Exposition was finally wrestled under control, allowing the plot to sustain action. In turn, the plot made distinctive steady progress and presented the goodies. Among the goodies was a strong heroine and political intrigue. The book began to entertain me.

+ the characters

I didn’t care for Yukiko in the beginning because of her flaw of sometimes letting her mouth run away in front of people who held the power to put her to death. Her flaw put her on the road of becoming labeled as TSTL. In addition, her father issues because of a tragic family past depressed me.

I finally started to like Yukiko when disaster struck and she faced it head on. I loved how she assertively she used Buruu, a thunder griffin who could have easily torn her apart, to save her ass. I loved how well practiced she was with her power to communicate with animals and how her power wasn’t an issue she had to deal with in the sense of survival and practical purposes. Fucking rare is a YA heroine who doesn’t have a complex about her power and knows how to properly use it. I liked how she never forgot her priorities, even when she was infatuated. For a while, I feared the romance would ruin the progress she made in character growth and to be a sensible person. I was glad it didn’t.

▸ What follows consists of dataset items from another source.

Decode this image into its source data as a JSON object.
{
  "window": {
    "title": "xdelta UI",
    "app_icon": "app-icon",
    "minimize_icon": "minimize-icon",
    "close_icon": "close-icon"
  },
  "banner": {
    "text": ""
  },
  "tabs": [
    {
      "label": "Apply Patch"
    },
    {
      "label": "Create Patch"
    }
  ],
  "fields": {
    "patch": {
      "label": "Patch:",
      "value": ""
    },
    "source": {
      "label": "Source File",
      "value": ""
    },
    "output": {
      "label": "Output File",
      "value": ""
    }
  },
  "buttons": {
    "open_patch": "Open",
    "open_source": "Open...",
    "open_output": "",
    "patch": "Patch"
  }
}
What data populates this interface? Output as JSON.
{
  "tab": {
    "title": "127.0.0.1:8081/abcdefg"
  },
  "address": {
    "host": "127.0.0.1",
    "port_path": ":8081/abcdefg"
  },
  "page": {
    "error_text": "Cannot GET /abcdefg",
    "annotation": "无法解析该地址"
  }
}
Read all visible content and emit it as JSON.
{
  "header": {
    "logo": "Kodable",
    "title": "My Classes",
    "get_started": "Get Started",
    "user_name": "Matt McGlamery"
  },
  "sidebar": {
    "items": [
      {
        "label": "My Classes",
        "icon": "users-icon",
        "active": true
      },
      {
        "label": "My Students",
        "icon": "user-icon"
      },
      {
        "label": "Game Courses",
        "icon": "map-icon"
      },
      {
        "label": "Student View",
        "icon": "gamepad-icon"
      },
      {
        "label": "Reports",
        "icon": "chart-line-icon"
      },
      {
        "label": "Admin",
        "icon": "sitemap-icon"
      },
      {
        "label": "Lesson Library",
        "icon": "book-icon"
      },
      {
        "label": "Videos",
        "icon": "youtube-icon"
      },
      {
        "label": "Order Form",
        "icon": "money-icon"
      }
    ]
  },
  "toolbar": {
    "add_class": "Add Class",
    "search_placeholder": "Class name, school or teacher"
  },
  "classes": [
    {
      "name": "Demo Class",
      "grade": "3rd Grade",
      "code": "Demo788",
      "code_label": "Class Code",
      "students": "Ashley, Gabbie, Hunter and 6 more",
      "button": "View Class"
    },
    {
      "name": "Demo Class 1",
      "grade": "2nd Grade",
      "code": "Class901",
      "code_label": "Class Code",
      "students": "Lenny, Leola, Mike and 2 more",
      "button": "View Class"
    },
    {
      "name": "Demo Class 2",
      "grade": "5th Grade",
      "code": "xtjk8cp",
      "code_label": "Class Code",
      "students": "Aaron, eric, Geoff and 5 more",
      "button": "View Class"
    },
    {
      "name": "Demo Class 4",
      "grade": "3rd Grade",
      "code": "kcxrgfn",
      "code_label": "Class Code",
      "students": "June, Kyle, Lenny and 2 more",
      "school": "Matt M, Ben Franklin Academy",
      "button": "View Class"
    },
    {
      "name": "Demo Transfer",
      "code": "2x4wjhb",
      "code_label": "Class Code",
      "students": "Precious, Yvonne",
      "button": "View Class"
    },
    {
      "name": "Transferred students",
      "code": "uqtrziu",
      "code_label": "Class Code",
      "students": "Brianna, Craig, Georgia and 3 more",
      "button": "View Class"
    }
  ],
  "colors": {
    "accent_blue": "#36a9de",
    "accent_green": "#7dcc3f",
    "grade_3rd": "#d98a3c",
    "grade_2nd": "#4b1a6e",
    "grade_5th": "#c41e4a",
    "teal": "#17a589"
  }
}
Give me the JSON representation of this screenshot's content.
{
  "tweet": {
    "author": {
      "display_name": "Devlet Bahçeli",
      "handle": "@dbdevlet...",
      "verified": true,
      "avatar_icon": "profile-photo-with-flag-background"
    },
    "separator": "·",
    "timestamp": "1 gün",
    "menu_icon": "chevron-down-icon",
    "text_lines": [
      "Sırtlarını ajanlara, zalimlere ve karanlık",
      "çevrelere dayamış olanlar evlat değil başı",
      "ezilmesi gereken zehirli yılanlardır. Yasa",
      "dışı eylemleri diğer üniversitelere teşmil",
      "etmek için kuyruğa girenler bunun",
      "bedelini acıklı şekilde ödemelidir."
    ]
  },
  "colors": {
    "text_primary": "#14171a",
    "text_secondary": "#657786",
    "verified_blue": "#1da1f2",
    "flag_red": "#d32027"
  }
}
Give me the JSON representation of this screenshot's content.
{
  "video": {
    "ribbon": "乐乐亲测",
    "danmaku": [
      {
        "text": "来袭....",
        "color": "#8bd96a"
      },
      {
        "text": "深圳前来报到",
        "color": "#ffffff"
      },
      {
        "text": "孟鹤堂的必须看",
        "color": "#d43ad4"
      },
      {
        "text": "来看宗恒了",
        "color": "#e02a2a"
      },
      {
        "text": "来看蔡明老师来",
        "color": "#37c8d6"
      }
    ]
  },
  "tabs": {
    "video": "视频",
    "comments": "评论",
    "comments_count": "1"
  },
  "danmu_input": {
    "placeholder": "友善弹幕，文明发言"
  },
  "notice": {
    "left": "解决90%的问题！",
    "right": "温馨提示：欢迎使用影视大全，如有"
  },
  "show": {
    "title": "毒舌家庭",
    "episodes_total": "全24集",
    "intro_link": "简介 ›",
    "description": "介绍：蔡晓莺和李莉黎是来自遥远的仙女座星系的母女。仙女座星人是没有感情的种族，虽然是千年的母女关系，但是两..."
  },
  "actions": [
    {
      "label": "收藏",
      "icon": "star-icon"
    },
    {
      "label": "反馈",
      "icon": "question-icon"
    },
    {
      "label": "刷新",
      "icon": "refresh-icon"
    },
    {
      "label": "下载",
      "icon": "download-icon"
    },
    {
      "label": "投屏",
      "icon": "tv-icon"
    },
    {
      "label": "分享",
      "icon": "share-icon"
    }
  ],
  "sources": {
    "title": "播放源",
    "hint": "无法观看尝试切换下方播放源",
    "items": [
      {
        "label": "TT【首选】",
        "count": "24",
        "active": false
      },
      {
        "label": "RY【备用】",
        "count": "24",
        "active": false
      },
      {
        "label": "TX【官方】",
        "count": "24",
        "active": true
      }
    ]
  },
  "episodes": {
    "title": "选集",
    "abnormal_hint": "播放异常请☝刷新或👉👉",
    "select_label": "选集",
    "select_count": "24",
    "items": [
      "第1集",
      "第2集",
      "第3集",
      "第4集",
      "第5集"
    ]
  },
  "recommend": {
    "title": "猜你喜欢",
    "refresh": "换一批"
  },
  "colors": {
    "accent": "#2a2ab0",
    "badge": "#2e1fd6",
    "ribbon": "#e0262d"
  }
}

I did wish, however, that she showed more caution. For instance, she shouldn’t have let her guard down when she and her fellow survivors found refuge in a secret village. Just the pure fact that it was a secret village was suspicious enough. Fortunately, her efforts to face and resolve her father issues and her tragic past with all the earth-shattering revelations compensated for her deficiency in caution.

I loved how the bad guys’ enemies weren’t particularly good guys and had their own selfish agenda too. There was never any glossing over the fact that they were eco-terrorists and that their methods were violent. It made the political intrigue deliciously realistic.

I really liked how comparable the characters were to real life. You got your corrupted government, your evil corporation, your revolutionaries/terrorists (depending on which side you looked from). I did not miss how Lotus was symbolism for fossil fuels and that there were environmental themes at work. Oooh. Me likee. I don’t come across many books where environmental themes are in the front, especially with steampunk as the vehicle. I think this is my first.

In Conclusion

I rate Stormdancer 3-stars for I liked it. As a Japanese-inspired fantasy, it failed. Terribly. The book cried for competent editing; Twilight was less problematic. Hard to believe that this book had two professional editors from big publishing houses. However, as an entertaining story, albeit approached with low expectations, it passed. The second half of the book miraculously rescued the story.

Strong heroine. Political intrigue. Environmental themes. Meaningful steampunk. Symbolism with real life matters. Good balance between drama and action. No derailing romance. A satisfying ending in face of the fact that it is a series. I was so entertained that I forgave the book for all its transgressions.

If you enjoyed this book, check out the Year of the Dragon series, another Japanese-inspired YA fantasy with gorgeous cover arts.